O plano de cooperação estabelecido entre os movimentos populares do Haiti, a Via Campesina e Alba Movimentos Sociais concentra-se em quatro pontos: reflorestamento, produção de sementes, captação de água e formação. Paulo Silva, aponta que nesse contexto o trabalho é organizado em frentes de trabalho.

“Uma delas está relacionada à formação com os camponeses na área da agroecologia. Também atuamos na área de produção de mudas para os camponeses no desafio histórico do reflorestamento. Outra ação está relacionada à tarefa da produção e no acompanhamento e organização, formação técnica e política na área de produção de sementes. Essas são as três ações que desenvolvemos na frente da produção”, argumenta Silva.

Segundo ele, na frente de comunicação o desafio é criar uma rede de rádios comunitárias e uma agência popular de notícias dos movimentos populares haitianos para comunicação com o mundo. A brigada também iniciou recentemente um trabalho de formação com organizações urbanas da capital, em Porto Príncipe, em especial com organizações da juventude, sindicais e de periferias urbanas.

Os integrantes da brigada no Haiti apontam que a experiência gerou frutos positivos, como o conhecimento dos trabalhadores do MST que passaram pelo país, sobre a cultura, história e resistência do povo haitiano, a compreensão de que o país não necessita de intervenção militar de países imperialistas, como os Estados Unidos e o fortalecimento dos movimentos populares haitianos.
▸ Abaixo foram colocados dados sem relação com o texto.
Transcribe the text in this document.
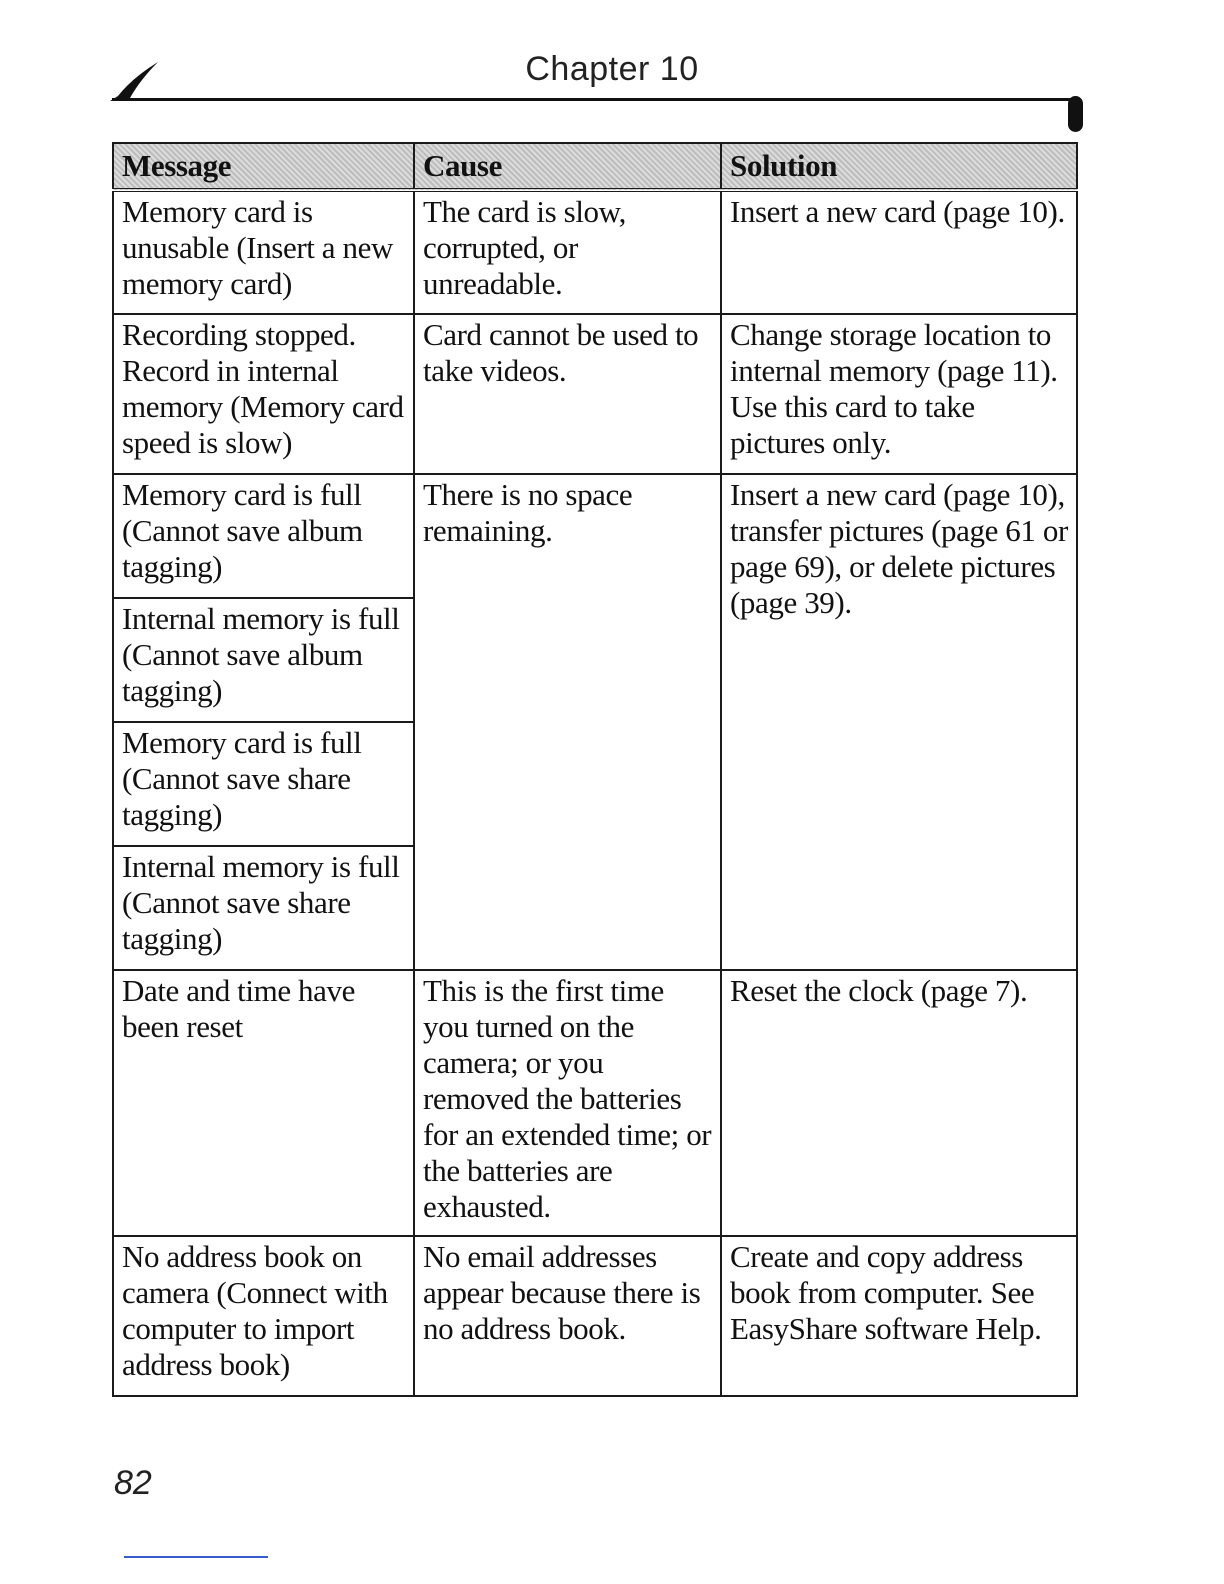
Chapter 10
Message	Cause	Solution
Memory card is unusable (Insert a new memory card)	The card is slow, corrupted, or unreadable.	Insert a new card (page 10).
Recording stopped. Record in internal memory (Memory card speed is slow)	Card cannot be used to take videos.	Change storage location to internal memory (page 11). Use this card to take pictures only.
Memory card is full (Cannot save album tagging)	There is no space remaining.	Insert a new card (page 10), transfer pictures (page 61 or page 69), or delete pictures (page 39).
Internal memory is full (Cannot save album tagging)		
Memory card is full (Cannot save share tagging)		
Internal memory is full (Cannot save share tagging)		
Date and time have been reset	This is the first time you turned on the camera; or you removed the batteries for an extended time; or the batteries are exhausted.	Reset the clock (page 7).
No address book on camera (Connect with computer to import address book)	No email addresses appear because there is no address book.	Create and copy address book from computer. See EasyShare software Help.
82
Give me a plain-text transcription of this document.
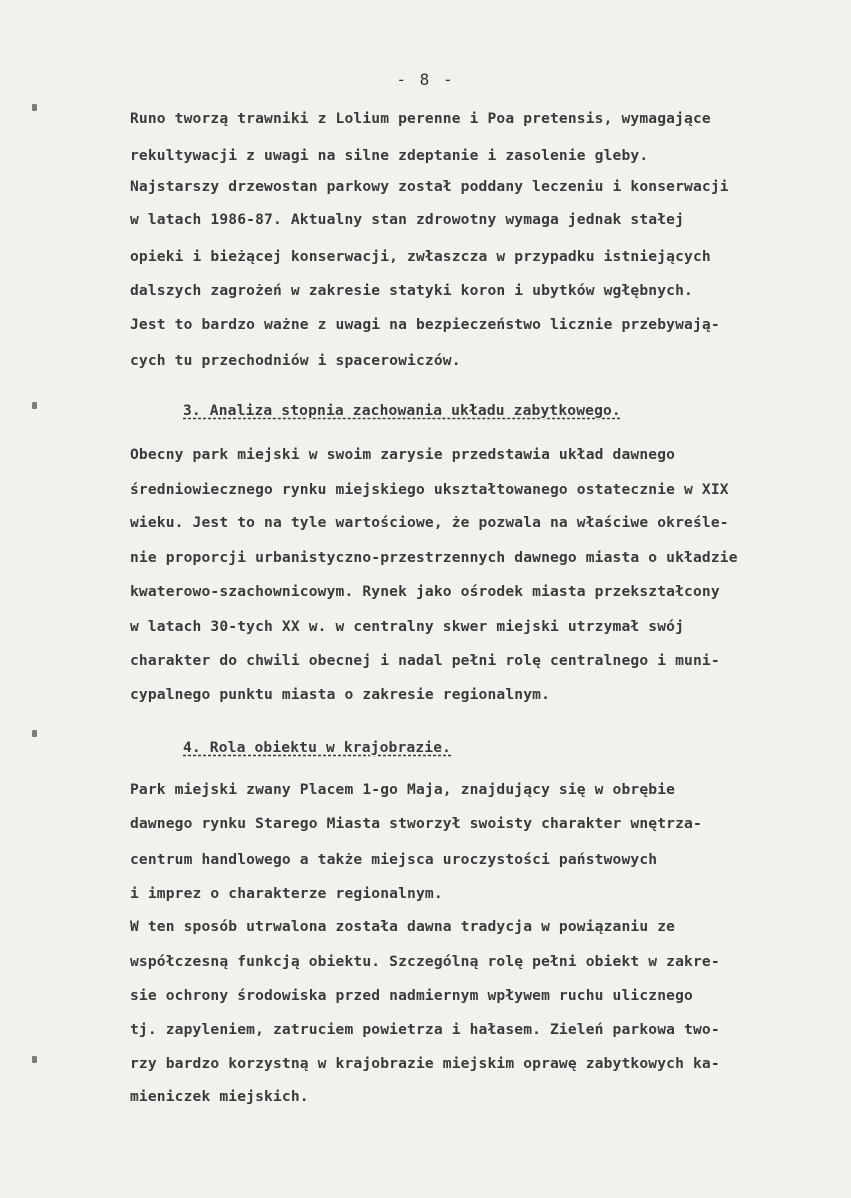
- 8 -
Runo tworzą trawniki z Lolium perenne i Poa pretensis, wymagające
rekultywacji z uwagi na silne zdeptanie i zasolenie gleby.
Najstarszy drzewostan parkowy został poddany leczeniu i konserwacji
w latach 1986-87. Aktualny stan zdrowotny wymaga jednak stałej
opieki i bieżącej konserwacji, zwłaszcza w przypadku istniejących
dalszych zagrożeń w zakresie statyki koron i ubytków wgłębnych.
Jest to bardzo ważne z uwagi na bezpieczeństwo licznie przebywają-
cych tu przechodniów i spacerowiczów.
3. Analiza stopnia zachowania układu zabytkowego.
Obecny park miejski w swoim zarysie przedstawia układ dawnego
średniowiecznego rynku miejskiego ukształtowanego ostatecznie w XIX
wieku. Jest to na tyle wartościowe, że pozwala na właściwe określe-
nie proporcji urbanistyczno-przestrzennych dawnego miasta o układzie
kwaterowo-szachownicowym. Rynek jako ośrodek miasta przekształcony
w latach 30-tych XX w. w centralny skwer miejski utrzymał swój
charakter do chwili obecnej i nadal pełni rolę centralnego i muni-
cypalnego punktu miasta o zakresie regionalnym.
4. Rola obiektu w krajobrazie.
Park miejski zwany Placem 1-go Maja, znajdujący się w obrębie
dawnego rynku Starego Miasta stworzył swoisty charakter wnętrza-
centrum handlowego a także miejsca uroczystości państwowych
i imprez o charakterze regionalnym.
W ten sposób utrwalona została dawna tradycja w powiązaniu ze
współczesną funkcją obiektu. Szczególną rolę pełni obiekt w zakre-
sie ochrony środowiska przed nadmiernym wpływem ruchu ulicznego
tj. zapyleniem, zatruciem powietrza i hałasem. Zieleń parkowa two-
rzy bardzo korzystną w krajobrazie miejskim oprawę zabytkowych ka-
mieniczek miejskich.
“A brigada Dessalines é um contraponto a narrativa de que o Haiti precisa de intervenção, o povo haitiano precisa de solidariedade internacional, de que sua luta seja compreendida. Esse percurso histórico da brigada, de desenvolvimento de um trabalho concreto e prático possibilitou outra perspectiva no campo da produção, agroecologia, produção de sementes, do reflorestamento no país”, comemora Silva.

Parcerias

A brigada desenvolve parcerias com organizações camponesas e urbanas como o Tèt Kole ti peyzan Aysyen – Movimento camponês de cabeças unidas do Haiti, MPP – Mouvman Peyzan Papay (Movimento camponês de Papay), MPNKP – Mouvman Peyzan Nasyonal Kongrè Papay (Movimento camponês do congresso de Papay) e KROS – kodenasyon Regional Òganizasyon Sidès (coordenação regional da organização do Sudeste), além da PAPDA – Plataforma Haitiana do Desenvolvimento Alternativo, que congrega movimentos camponeses. Também são realizadas articulações políticas com as organizações urbanas, Molegaf – movimento de juventude, Kay la – movimento de luta urbana por moraria e o partido Rasin Kan Pep la.

“Muita cooperação já foi desenvolvida pela brigada Dessalines, sobretudo após o terremoto de 2010 que sensibilizou milhares de pessoas. Projetos como implantação de 1.500 cisternas, seis centros de sementes, alfabetização, reparação e desenvolvimento do centro nacional de experimentação e agroecologia do Tèt Kole. A implantação de um projeto de cabritos, melhoramento genético em vacas leiteiras, intercâmbio de 80 haitianos no Brasil e recentemente, a escola de formação política”, explica Almeida.